The accusations against drugmaker Afi Farma were made in a court in Kediri, in the province of East Java, where the company is based, and Reuters is the first to report the charge that it used highly toxic ingredients.
The criminal case comes as efforts grow worldwide to tighten oversight of drug supply chains after a wave of poisonings linked to contaminated cough syrups that killed dozens more children in countries such as Gambia and Uzbekistan.
Two batches of propylene glycol, a key base for syrupy medicines that Afi Farma received from October 2021 to February 2022 and used in its cough medicine, contained instead as much as 96% to 99% of a toxic substance, ethylene glycol (EG), a charge sheet in the case showed, in an undated court filing.
When asked who had carried out the testing and how, prosecutor Ikhsan Nasrulloh told Reuters it was done by police last year.
A lawyer for Afi Farma, Reza Wendra Prayogo, told Reuters no accusation of intentional poisoning had been proved against the company, adding that Indonesia’s drug regulator, BPOM, did not require drugmakers to do a rigorous testing of ingredients.
He said a 2018 BPOM regulation allowed drugmakers to use tests done by raw material suppliers, requiring them only to run “identification tests” that do not stipulate toxicity testing.

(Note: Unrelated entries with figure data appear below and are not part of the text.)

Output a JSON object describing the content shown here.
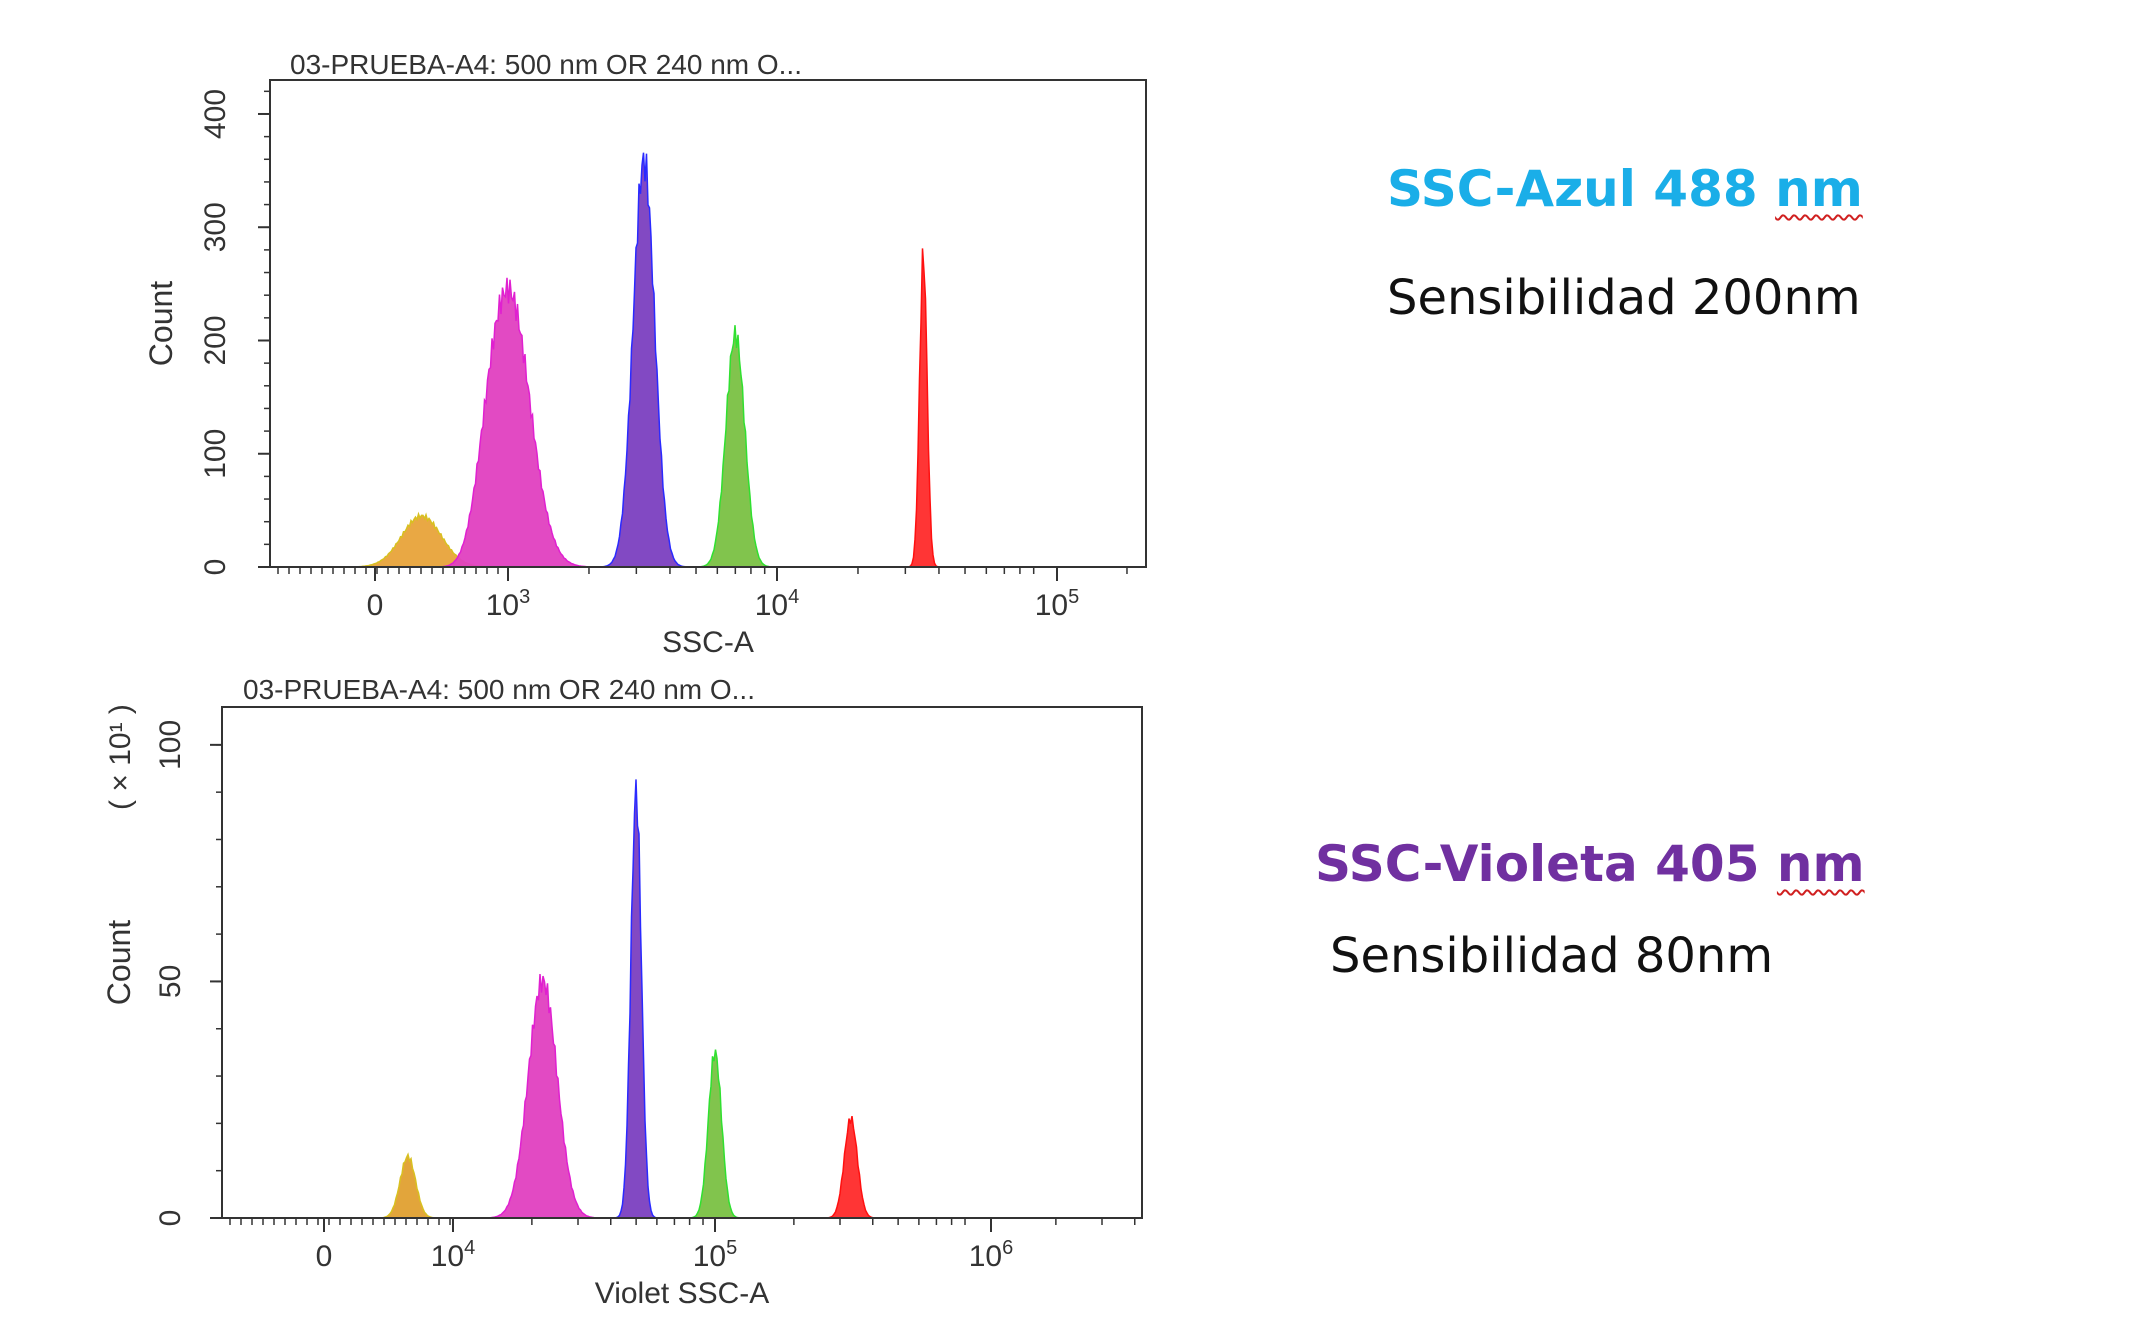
{
  "chart_data": [
    {
      "type": "histogram",
      "title": "03-PRUEBA-A4: 500 nm OR 240 nm O...",
      "xlabel": "SSC-A",
      "ylabel": "Count",
      "x_scale": "biexponential",
      "x_ticks": [
        {
          "value": 0,
          "label": "0"
        },
        {
          "value": 1000,
          "base": "10",
          "exp": "3"
        },
        {
          "value": 10000,
          "base": "10",
          "exp": "4"
        },
        {
          "value": 100000,
          "base": "10",
          "exp": "5"
        }
      ],
      "y_ticks": [
        0,
        100,
        200,
        300,
        400
      ],
      "ylim": [
        0,
        430
      ],
      "series": [
        {
          "color": "#e8a33a",
          "stroke": "#d8c020",
          "center": 350,
          "spread": 150,
          "spread_unit": "linear",
          "peak": 45
        },
        {
          "color": "#e040c0",
          "stroke": "#e020d0",
          "center": 1000,
          "spread": 0.08,
          "spread_unit": "decades",
          "peak": 245
        },
        {
          "color": "#7b3fc0",
          "stroke": "#2a2aff",
          "center": 3200,
          "spread": 0.04,
          "spread_unit": "decades",
          "peak": 358
        },
        {
          "color": "#7ac143",
          "stroke": "#30e030",
          "center": 7000,
          "spread": 0.035,
          "spread_unit": "decades",
          "peak": 205
        },
        {
          "color": "#ff2a2a",
          "stroke": "#ff1010",
          "center": 35000,
          "spread": 0.014,
          "spread_unit": "decades",
          "peak": 275
        }
      ]
    },
    {
      "type": "histogram",
      "title": "03-PRUEBA-A4: 500 nm OR 240 nm O...",
      "xlabel": "Violet SSC-A",
      "ylabel": "Count",
      "y_multiplier": "( × 10¹ )",
      "x_scale": "biexponential",
      "x_ticks": [
        {
          "value": 0,
          "label": "0"
        },
        {
          "value": 10000,
          "base": "10",
          "exp": "4"
        },
        {
          "value": 100000,
          "base": "10",
          "exp": "5"
        },
        {
          "value": 1000000,
          "base": "10",
          "exp": "6"
        }
      ],
      "y_ticks": [
        0,
        50,
        100
      ],
      "ylim": [
        0,
        108
      ],
      "series": [
        {
          "color": "#e0a030",
          "stroke": "#d8c020",
          "center": 6500,
          "spread": 600,
          "spread_unit": "linear",
          "peak": 13
        },
        {
          "color": "#e040c0",
          "stroke": "#e020d0",
          "center": 22000,
          "spread": 0.055,
          "spread_unit": "decades",
          "peak": 50
        },
        {
          "color": "#7b3fc0",
          "stroke": "#2a2aff",
          "center": 50000,
          "spread": 0.02,
          "spread_unit": "decades",
          "peak": 90
        },
        {
          "color": "#7ac143",
          "stroke": "#30e030",
          "center": 100000,
          "spread": 0.025,
          "spread_unit": "decades",
          "peak": 35
        },
        {
          "color": "#ff2a2a",
          "stroke": "#ff1010",
          "center": 330000,
          "spread": 0.025,
          "spread_unit": "decades",
          "peak": 21
        }
      ]
    }
  ],
  "annotations": {
    "blue": {
      "prefix": "SSC-Azul 488 ",
      "unit": "nm",
      "color": "#1aaee8",
      "sensitivity": "Sensibilidad 200nm"
    },
    "violet": {
      "prefix": "SSC-Violeta 405 ",
      "unit": "nm",
      "color": "#7030a0",
      "sensitivity": "Sensibilidad 80nm"
    }
  }
}
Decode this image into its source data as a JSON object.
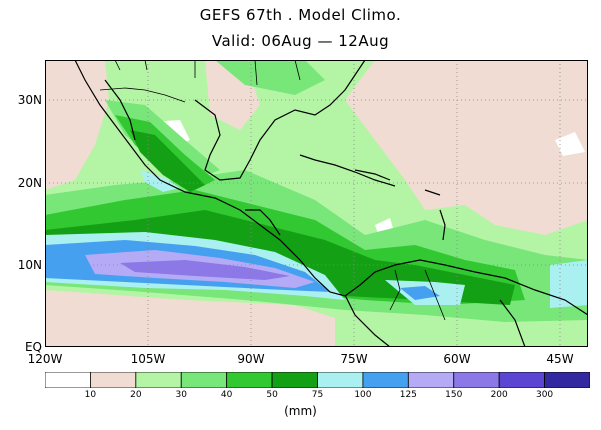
{
  "title": {
    "line1": "GEFS 67th . Model Climo.",
    "line2": "Valid: 06Aug — 12Aug"
  },
  "axes": {
    "lat_labels": [
      "30N",
      "20N",
      "10N",
      "EQ"
    ],
    "lon_labels": [
      "120W",
      "105W",
      "90W",
      "75W",
      "60W",
      "45W"
    ]
  },
  "map": {
    "lon_range": [
      -120,
      -41
    ],
    "lat_range": [
      0,
      35
    ],
    "gridlines": "dotted"
  },
  "colorbar": {
    "labels": [
      "10",
      "20",
      "30",
      "40",
      "50",
      "75",
      "100",
      "125",
      "150",
      "200",
      "300"
    ],
    "colors": [
      "#ffffff",
      "#f0dcd2",
      "#b4f5a5",
      "#78e678",
      "#32c832",
      "#14a014",
      "#aaf0f0",
      "#46a0f0",
      "#b4aaf5",
      "#8c78e6",
      "#5a46d2",
      "#3228a0"
    ],
    "units": "(mm)"
  }
}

BPOM did not immediately respond to a request for comment.
Afi Farma is one of four companies Indonesian police have charged in an investigation into the supply of tainted cough syrups, with a court case set to be heard on Oct 18.
The World Health Organization (WHO) says the safe limit for the known toxins EG and diethylene glycol (DEG) is no more than 0.10%, based on global standards.

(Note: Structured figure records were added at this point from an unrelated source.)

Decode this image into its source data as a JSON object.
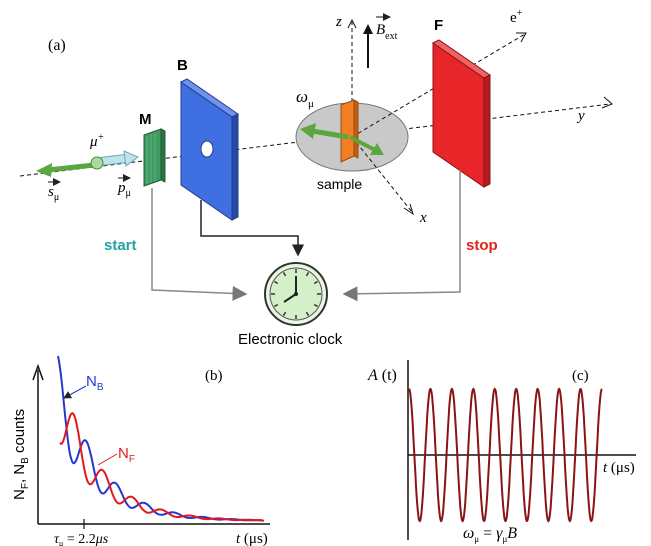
{
  "panels": {
    "a": "(a)",
    "b": "(b)",
    "c": "(c)"
  },
  "labels": {
    "M": "M",
    "B": "B",
    "F": "F",
    "muon": "μ",
    "muon_sup": "+",
    "positron": "e",
    "positron_sup": "+",
    "s_mu": "s",
    "s_mu_sub": "μ",
    "p_mu": "p",
    "p_mu_sub": "μ",
    "omega": "ω",
    "omega_sub": "μ",
    "sample": "sample",
    "z": "z",
    "y": "y",
    "x": "x",
    "b_ext": "B",
    "b_ext_sub": "ext",
    "start": "start",
    "stop": "stop",
    "clock": "Electronic clock"
  },
  "colors": {
    "blue_plate": "#3f6fe0",
    "red_plate": "#e8262a",
    "green_detector": "#3e9b62",
    "sample_orange": "#f07f25",
    "start_teal": "#21a3a3",
    "stop_red": "#e2231a",
    "n_b_curve": "#2438d0",
    "n_f_curve": "#e01a20",
    "a_t_curve": "#8a1414"
  },
  "panel_b": {
    "ylabel": "N",
    "ylabel_sub1": "F",
    "ylabel_sep": ", N",
    "ylabel_sub2": "B",
    "ylabel_tail": " counts",
    "nb": "N",
    "nb_sub": "B",
    "nf": "N",
    "nf_sub": "F",
    "tau": "τ",
    "tau_sub": "μ",
    "tau_value": " = 2.2",
    "tau_unit": "μs",
    "xlabel_var": "t",
    "xlabel_unit": " (μs)"
  },
  "panel_c": {
    "ylabel": "A",
    "ylabel_arg": " (t)",
    "xlabel_var": "t",
    "xlabel_unit": " (μs)",
    "eq_omega": "ω",
    "eq_omega_sub": "μ",
    "eq_mid": " = ",
    "eq_gamma": "γ",
    "eq_gamma_sub": "μ",
    "eq_b": "B"
  },
  "chart_data": [
    {
      "type": "line",
      "panel": "b",
      "series": [
        {
          "name": "N_B",
          "model": "decay_minus_osc"
        },
        {
          "name": "N_F",
          "model": "decay_plus_osc"
        }
      ],
      "tau_mu": 2.2
    },
    {
      "type": "line",
      "panel": "c",
      "series": [
        {
          "name": "",
          "model": "cosine",
          "periods": 9
        }
      ]
    }
  ]
}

Indonesia’s health ministry also adopted that limit in its 2020 guidelines on drug standards.
EG is employed in making antifreeze and de-icing solutions for cars, among other uses. If swallowed, it may cause acute kidney injury.
Both EG and DEG can be substituted for propylene glycol by unscrupulous producers as they cost less than half the price, several drug experts told Reuters.

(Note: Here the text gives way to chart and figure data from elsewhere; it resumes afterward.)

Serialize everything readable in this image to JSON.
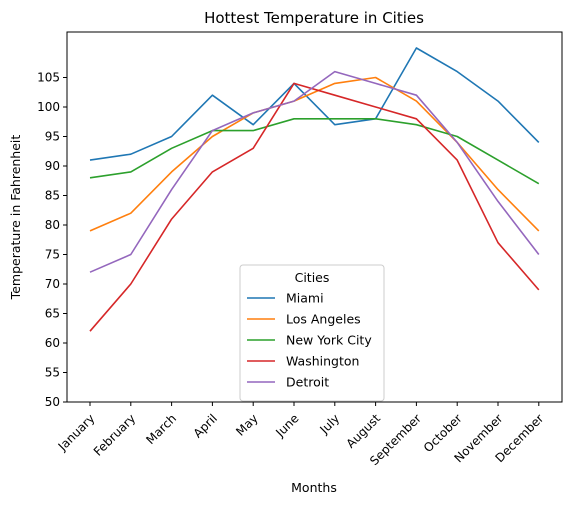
{
  "chart_data": {
    "type": "line",
    "title": "Hottest Temperature in Cities",
    "xlabel": "Months",
    "ylabel": "Temperature in Fahrenheit",
    "categories": [
      "January",
      "February",
      "March",
      "April",
      "May",
      "June",
      "July",
      "August",
      "September",
      "October",
      "November",
      "December"
    ],
    "y_ticks": [
      50,
      55,
      60,
      65,
      70,
      75,
      80,
      85,
      90,
      95,
      100,
      105
    ],
    "ylim": [
      50,
      112
    ],
    "grid": false,
    "legend": {
      "title": "Cities",
      "placement": "lower-center"
    },
    "series": [
      {
        "name": "Miami",
        "color": "#1f77b4",
        "values": [
          91,
          92,
          95,
          102,
          97,
          104,
          97,
          98,
          110,
          106,
          101,
          94
        ]
      },
      {
        "name": "Los Angeles",
        "color": "#ff7f0e",
        "values": [
          79,
          82,
          89,
          95,
          99,
          101,
          104,
          105,
          101,
          94,
          86,
          79
        ]
      },
      {
        "name": "New York City",
        "color": "#2ca02c",
        "values": [
          88,
          89,
          93,
          96,
          96,
          98,
          98,
          98,
          97,
          95,
          91,
          87
        ]
      },
      {
        "name": "Washington",
        "color": "#d62728",
        "values": [
          62,
          70,
          81,
          89,
          93,
          104,
          102,
          100,
          98,
          91,
          77,
          69
        ]
      },
      {
        "name": "Detroit",
        "color": "#9467bd",
        "values": [
          72,
          75,
          86,
          96,
          99,
          101,
          106,
          104,
          102,
          94,
          84,
          75
        ]
      }
    ]
  }
}
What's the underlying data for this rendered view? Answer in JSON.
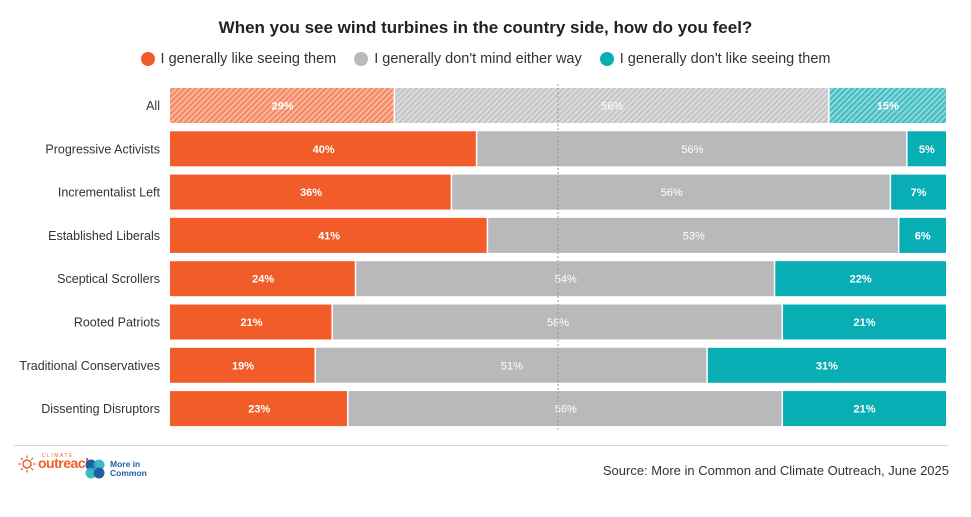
{
  "chart_data": {
    "type": "bar",
    "orientation": "horizontal",
    "stacked": true,
    "title": "When you see wind turbines in the country side, how do you feel?",
    "categories": [
      "All",
      "Progressive Activists",
      "Incrementalist Left",
      "Established Liberals",
      "Sceptical Scrollers",
      "Rooted Patriots",
      "Traditional Conservatives",
      "Dissenting Disruptors"
    ],
    "series": [
      {
        "name": "I generally like seeing them",
        "color": "#f25c29",
        "values": [
          29,
          40,
          36,
          41,
          24,
          21,
          19,
          23
        ],
        "labels": [
          "29%",
          "40%",
          "36%",
          "41%",
          "24%",
          "21%",
          "19%",
          "23%"
        ]
      },
      {
        "name": "I generally don't mind either way",
        "color": "#b9b9bc",
        "values": [
          56,
          56,
          56,
          53,
          54,
          58,
          51,
          56
        ],
        "labels": [
          "56%",
          "56%",
          "56%",
          "53%",
          "54%",
          "58%",
          "51%",
          "56%"
        ]
      },
      {
        "name": "I generally don't like seeing them",
        "color": "#09adb4",
        "values": [
          15,
          5,
          7,
          6,
          22,
          21,
          31,
          21
        ],
        "labels": [
          "15%",
          "5%",
          "7%",
          "6%",
          "22%",
          "21%",
          "31%",
          "21%"
        ]
      }
    ],
    "hatched_categories": [
      "All"
    ],
    "xlim": [
      0,
      100
    ],
    "reference_line": 50,
    "legend_position": "top"
  },
  "footer": {
    "source": "Source: More in Common and Climate Outreach, June 2025",
    "logo_climate_small": "CLIMATE",
    "logo_climate_big": "outreach",
    "logo_mic_line1": "More in",
    "logo_mic_line2": "Common"
  }
}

Afi Farma’s license to make drugs was revoked late last year and its products taken off the shelves for violating rules on manufacturing.
Four company officials, including the chief executive and the quality control manager, have been arrested and charged with negligence for “consciously” not testing the ingredients, despite having the means and responsibility to do so, the charge sheet shows.
Instead they relied on certificates provided by its supplier regarding product quality and safety. Now prosecutors are seeking jail terms of up to nine years for the officials, according to the charge sheet.
Afi Farma denied the accusation through its lawyer.
Domestic drug regulator BPOM has previously said several parties in the drug supply chain had exploited a gap in the safety rules and drugmakers did not run sufficient checks on raw ingredients used.
The contaminations have sparked criminal investigations, lawsuits and a surge in regulatory scrutiny worldwide.
Last month Reuters reported that some Indian drugmakers involved could not prove they had bought pharmaceutical grade ingredients or tested their medicines for the toxins.